Musings
an Online Journal of Sorts

By Alyce Wilson

May 27, 2003 - Vamping

I had an idea, and then it disappeared, so I'm just going to go on and on until I fall over backward foaming at the mouth.

It's kind of ironic that the day after the Memorial Day holiday is when it turns bright and sunny and beautiful. Una is a happy doggy today. Big doggie grin.

I watched part of an infomercial for the "Gazelle Elite" last night, which is one of those exercise bikes that everybody ends up eventually selling for a quarter at yard sales. It was absolutely insane. There were a man and a woman talking about it, and their eyes were practically bulging out of their faces. They kept up a manic patter, made insanely stupid jokes and laughed wildly. If the "Gazelle Elite" does that to you, I have one question: Is it legal?

Now that the regular season is over, I am no longer worrying as much about timeshifting. You see, most of the assignments I do are done at night, so I have been taping shows to watch later. I now have about six or seven tapes I need to catch up with. This includes the two-hour Cher special. I thought it might be funny.

But now my regular shows, such as Law and Order, are in reruns, so I'm forced to actually change channels from NBC. Last night I flipped to an old episode of ...

<to dog> Una, what are you eating?

Little known fact: the original title for Quincy was What Are You Eating? That was what a network exec said when he saw the pilot. But nobody thought the title was funny, except for the network exec, who was fired after he was found pouring vodka into the water cooler.

Rambling on... I'm a rambler...

My dog is cute, especially when she is sniffing things, which is most of the time. Any time I move things in my apartment, she figures out what I moved and then she has to sniff it. She also likes to lick things, if they smell especially good. My dad gave me a couple old recipe books that used to be my grandmother's. She was really into health food and it includes things like "bran cake." Una must be more health conscious than I thought. After she sniffed the books in their new spot in the book shelf, she began to lick them. I bet that's exactly what bran cake tastes like.
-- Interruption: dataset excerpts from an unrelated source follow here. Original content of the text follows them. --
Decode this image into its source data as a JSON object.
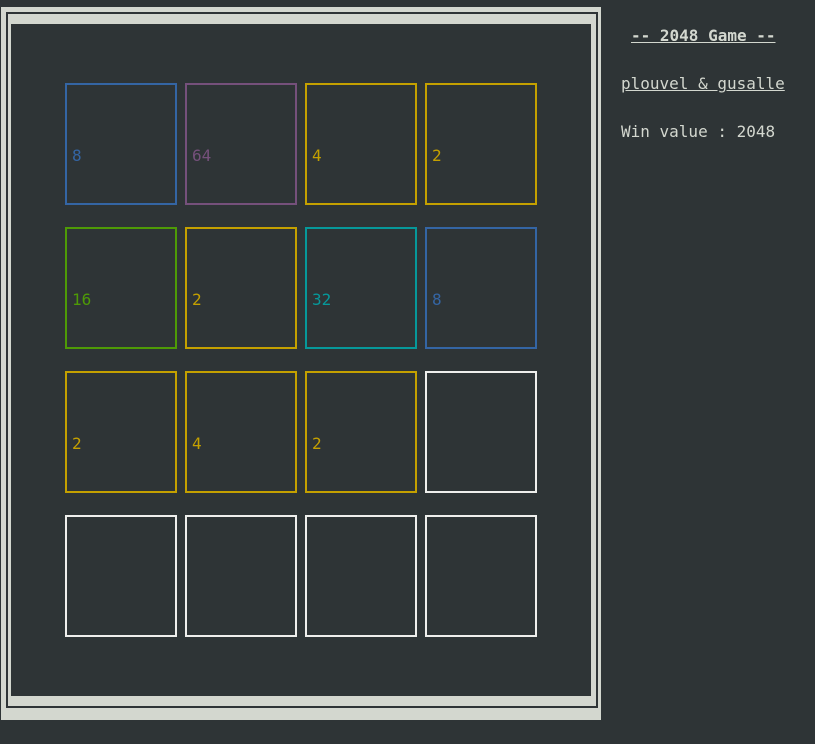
{
  "game": {
    "title": "-- 2048 Game --",
    "authors": "plouvel & gusalle",
    "win_label": "Win value : 2048"
  },
  "board": {
    "rows": [
      [
        {
          "value": "8",
          "color": "#3465a4"
        },
        {
          "value": "64",
          "color": "#75507b"
        },
        {
          "value": "4",
          "color": "#c4a000"
        },
        {
          "value": "2",
          "color": "#c4a000"
        }
      ],
      [
        {
          "value": "16",
          "color": "#4e9a06"
        },
        {
          "value": "2",
          "color": "#c4a000"
        },
        {
          "value": "32",
          "color": "#06989a"
        },
        {
          "value": "8",
          "color": "#3465a4"
        }
      ],
      [
        {
          "value": "2",
          "color": "#c4a000"
        },
        {
          "value": "4",
          "color": "#c4a000"
        },
        {
          "value": "2",
          "color": "#c4a000"
        },
        {
          "value": "",
          "color": "#eeeeec"
        }
      ],
      [
        {
          "value": "",
          "color": "#eeeeec"
        },
        {
          "value": "",
          "color": "#eeeeec"
        },
        {
          "value": "",
          "color": "#eeeeec"
        },
        {
          "value": "",
          "color": "#eeeeec"
        }
      ]
    ]
  },
  "colors": {
    "background": "#2e3436",
    "frame": "#d3d7cf",
    "empty_tile": "#eeeeec"
  }
}
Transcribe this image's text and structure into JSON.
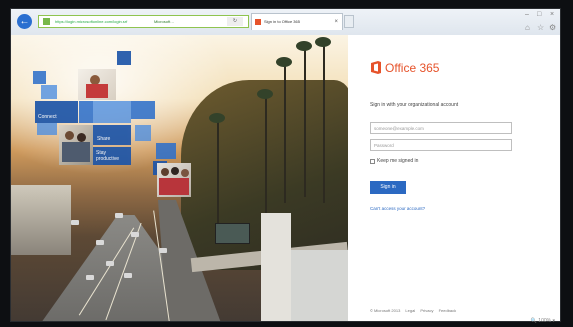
{
  "browser": {
    "address_url": "https://login.microsoftonline.com/login.srf",
    "site_identity": "Microsoft…",
    "tab_title": "Sign in to Office 365",
    "close_glyph": "×",
    "back_glyph": "←",
    "minimize_glyph": "–",
    "maximize_glyph": "□",
    "window_close_glyph": "×",
    "home_glyph": "⌂",
    "favorites_glyph": "☆",
    "tools_glyph": "⚙"
  },
  "left_panel": {
    "tiles": [
      "Connect",
      "Share",
      "Stay productive"
    ]
  },
  "signin": {
    "brand": "Office 365",
    "brand_color": "#e6532b",
    "heading": "Sign in with your organizational account",
    "username_placeholder": "someone@example.com",
    "password_placeholder": "Password",
    "keep_signed_in": "Keep me signed in",
    "signin_button": "Sign in",
    "help_link": "Can't access your account?",
    "footer": {
      "copyright": "© Microsoft 2013",
      "links": [
        "Legal",
        "Privacy",
        "Feedback"
      ]
    }
  },
  "status_bar": {
    "zoom": "100%"
  }
}
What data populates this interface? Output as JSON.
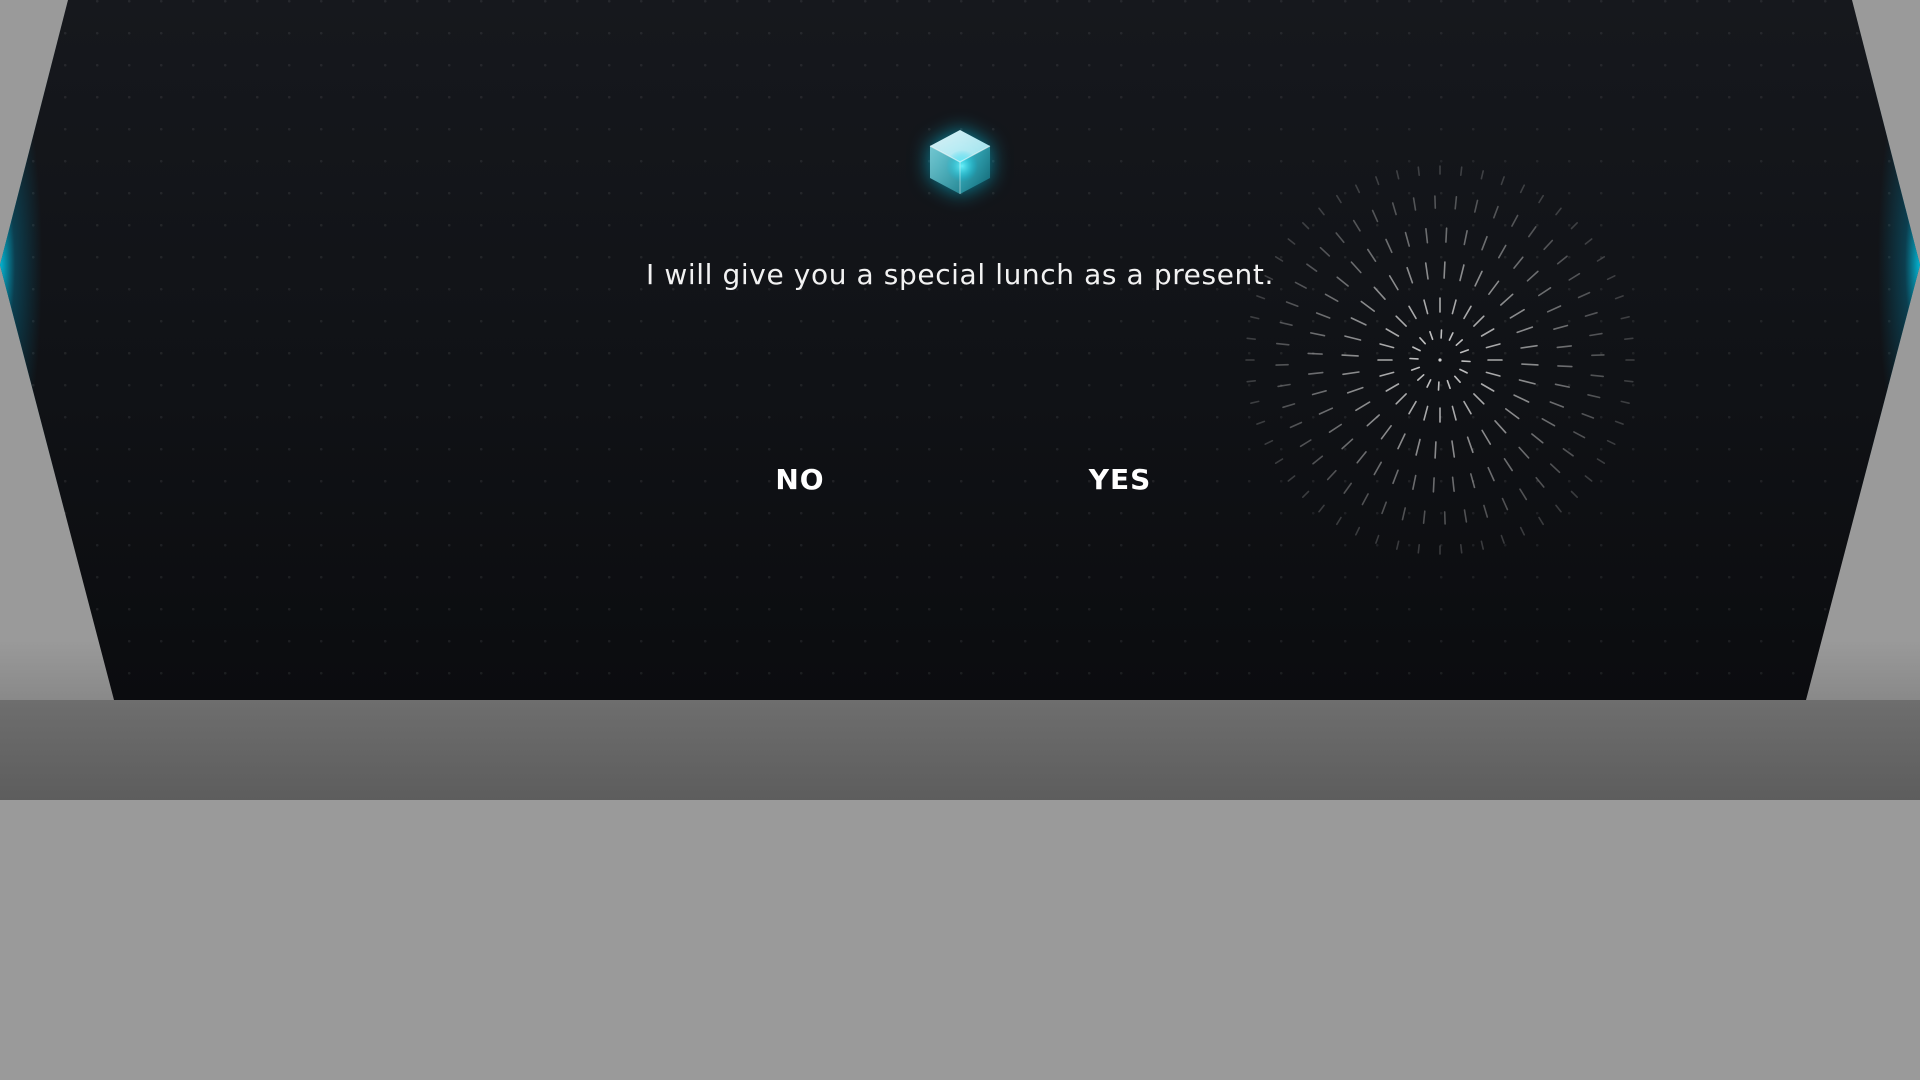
{
  "dialog": {
    "message": "I will give you a special lunch as a present.",
    "icon": "crystal-cube-icon"
  },
  "choices": {
    "no_label": "NO",
    "yes_label": "YES"
  },
  "decorations": {
    "burst": "starburst-icon"
  },
  "colors": {
    "panel_background": "#111318",
    "accent_glow": "#00dcff",
    "backdrop": "#9a9a9a",
    "footer_bar": "#666666",
    "text": "#f2f2f2"
  }
}
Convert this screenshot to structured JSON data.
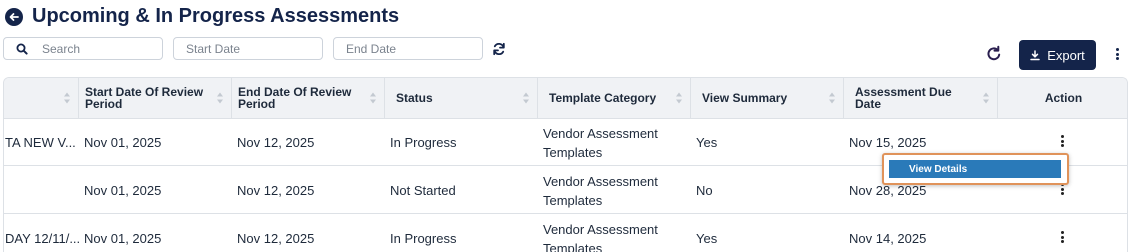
{
  "header": {
    "title": "Upcoming & In Progress Assessments",
    "back_icon": "arrow-left-circle-icon"
  },
  "filters": {
    "search_placeholder": "Search",
    "start_date_placeholder": "Start Date",
    "end_date_placeholder": "End Date"
  },
  "toolbar": {
    "export_label": "Export"
  },
  "table": {
    "columns": [
      "",
      "Start Date Of Review Period",
      "End Date Of Review Period",
      "Status",
      "Template Category",
      "View Summary",
      "Assessment Due Date",
      "Action"
    ],
    "rows": [
      {
        "name": "TA NEW V...",
        "start": "Nov 01, 2025",
        "end": "Nov 12, 2025",
        "status": "In Progress",
        "category": "Vendor Assessment Templates",
        "summary": "Yes",
        "due": "Nov 15, 2025"
      },
      {
        "name": "",
        "start": "Nov 01, 2025",
        "end": "Nov 12, 2025",
        "status": "Not Started",
        "category": "Vendor Assessment Templates",
        "summary": "No",
        "due": "Nov 28, 2025"
      },
      {
        "name": "DAY 12/11/...",
        "start": "Nov 01, 2025",
        "end": "Nov 12, 2025",
        "status": "In Progress",
        "category": "Vendor Assessment Templates",
        "summary": "Yes",
        "due": "Nov 14, 2025"
      }
    ]
  },
  "context_menu": {
    "items": [
      "View Details"
    ]
  },
  "colors": {
    "brand_navy": "#14244a",
    "menu_highlight": "#2a7ab9",
    "menu_outline": "#e0935a"
  }
}
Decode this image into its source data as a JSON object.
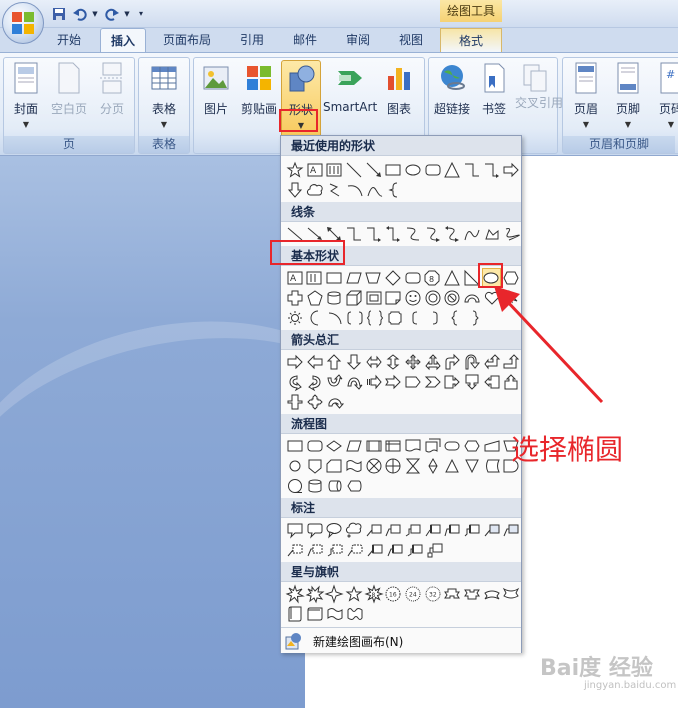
{
  "titlebar": {
    "context_tab": "绘图工具"
  },
  "tabs": [
    {
      "label": "开始"
    },
    {
      "label": "插入"
    },
    {
      "label": "页面布局"
    },
    {
      "label": "引用"
    },
    {
      "label": "邮件"
    },
    {
      "label": "审阅"
    },
    {
      "label": "视图"
    },
    {
      "label": "格式"
    }
  ],
  "ribbon": {
    "groups": {
      "page": "页",
      "table": "表格",
      "header_footer": "页眉和页脚"
    },
    "buttons": {
      "cover": "封面",
      "blank": "空白页",
      "pagebreak": "分页",
      "table": "表格",
      "picture": "图片",
      "clipart": "剪贴画",
      "shapes": "形状",
      "smartart": "SmartArt",
      "chart": "图表",
      "hyperlink": "超链接",
      "bookmark": "书签",
      "crossref": "交叉引用",
      "header": "页眉",
      "footer": "页脚",
      "pagenum": "页码"
    }
  },
  "menu": {
    "sections": {
      "recent": "最近使用的形状",
      "lines": "线条",
      "basic": "基本形状",
      "arrows": "箭头总汇",
      "flowchart": "流程图",
      "callouts": "标注",
      "stars": "星与旗帜"
    },
    "new_canvas": "新建绘图画布(N)"
  },
  "annotation": "选择椭圆",
  "watermark": {
    "main": "Bai度 经验",
    "sub": "jingyan.baidu.com"
  },
  "colors": {
    "highlight": "#e8262b",
    "ribbon": "#dfe9f6"
  }
}
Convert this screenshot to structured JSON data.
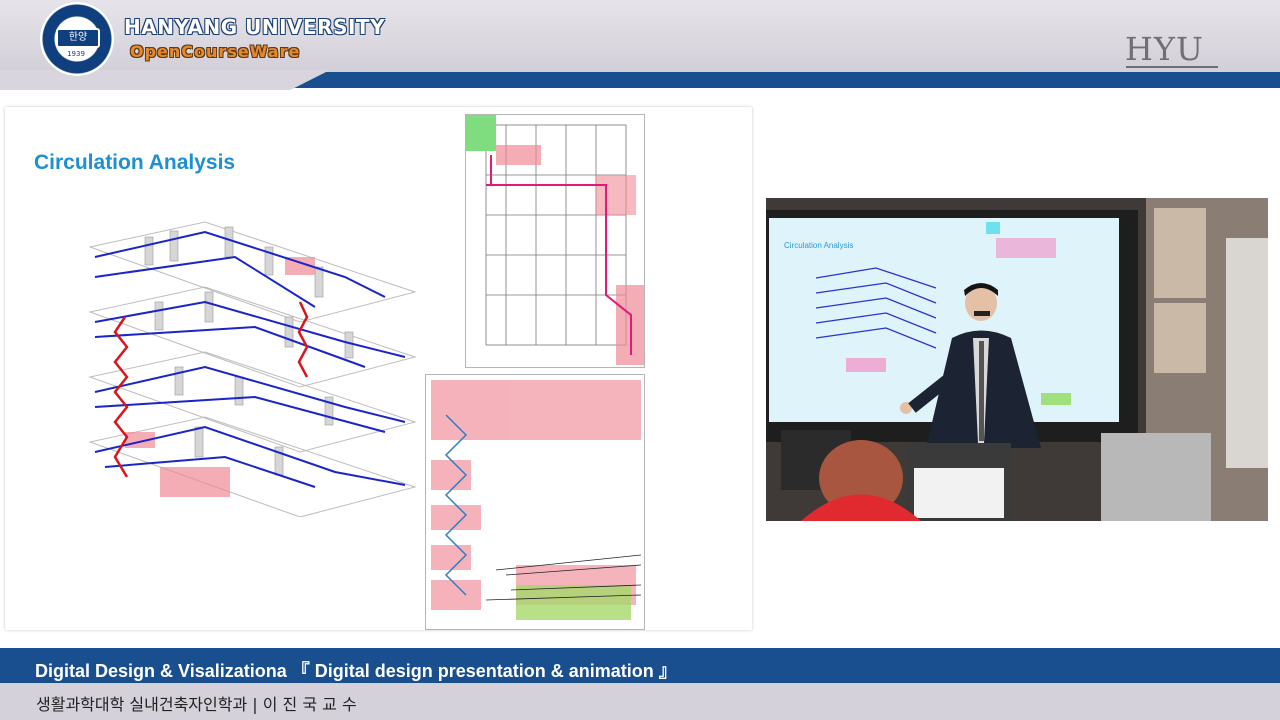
{
  "header": {
    "university": "HANYANG UNIVERSITY",
    "ocw": "OpenCourseWare",
    "seal_text": "한양",
    "seal_year": "1939",
    "brand": "HYU"
  },
  "slide": {
    "title": "Circulation Analysis"
  },
  "video": {
    "screen_title": "Circulation Analysis"
  },
  "footer": {
    "course": "Digital Design & Visalizationa 『 Digital design presentation & animation 』",
    "department": "생활과학대학 실내건축자인학과  |  이 진 국 교 수"
  },
  "colors": {
    "brand_blue": "#1a4f8f",
    "title_blue": "#1d8fd3",
    "circulation_blue": "#1a24c8",
    "circulation_red": "#d7161c",
    "zone_pink": "#f08a96"
  }
}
But it is a marvelous day, and if I had taken yesterday off, I would have found it ironic. Yesterday, however, I worked on my literary magazine, Wild Violet, so it's not like the bad weather made that much of a difference. I might have been tempted to play hookie if it had been nicer, though.

Are they really singing "You don't need a pinhead just to hang around?" in that song "Down on the Corner?" I thought so.

On Saturday, I saw an episode of a kids version of Trading Spaces. It was called Trading Spaces, Boys v. Girls. A team of boys switches bedrooms with a team of girls, and they redo the bedrooms in themes. The boys gave the girl, who was an athlete, a Field of Dreams room, complete with Astroturf. There was a score board over the bed. I am not kidding.

It's fine while she's 9, but I think it's a feature that will be changed by the time she gets into puberty. Otherwise, it will make for some really weird explanations to the parents. "Your scoreboard is on 10. It was on 9 yesterday before Billy came over..."

The girls gave the boy a disco room, complete with dance floor. I want one! I am now trying to figure out schemes for pretending to be a child just to get on the show. Maybe I can hire one of the neighbors to pretend my room is theirs. But with my luck, I'd end up with a pink room with Barbie motifs or something. I mean, these are the same girls who played "working mom," where they bustled around with a doll in a stroller while they fielded work-related calls on their pretend cell phones. I am not kidding.

You know, I could just redecorate my room myself. That's a thought. But I still have kind of a To Wong Foo, Thanks for Everything decorating style, complete with scarfs and gewgaws on the walls. And tinsel over the windows. And multicolored Christmas lights which I seldom turn on. And of course, my wall collages, and tapestries and a sign that says "Clean Beds 50 cents" ...

<falls over backwards, foaming at the mouth>

 

Moral:
If you make the most of every day, most every day will result in an aneurysm.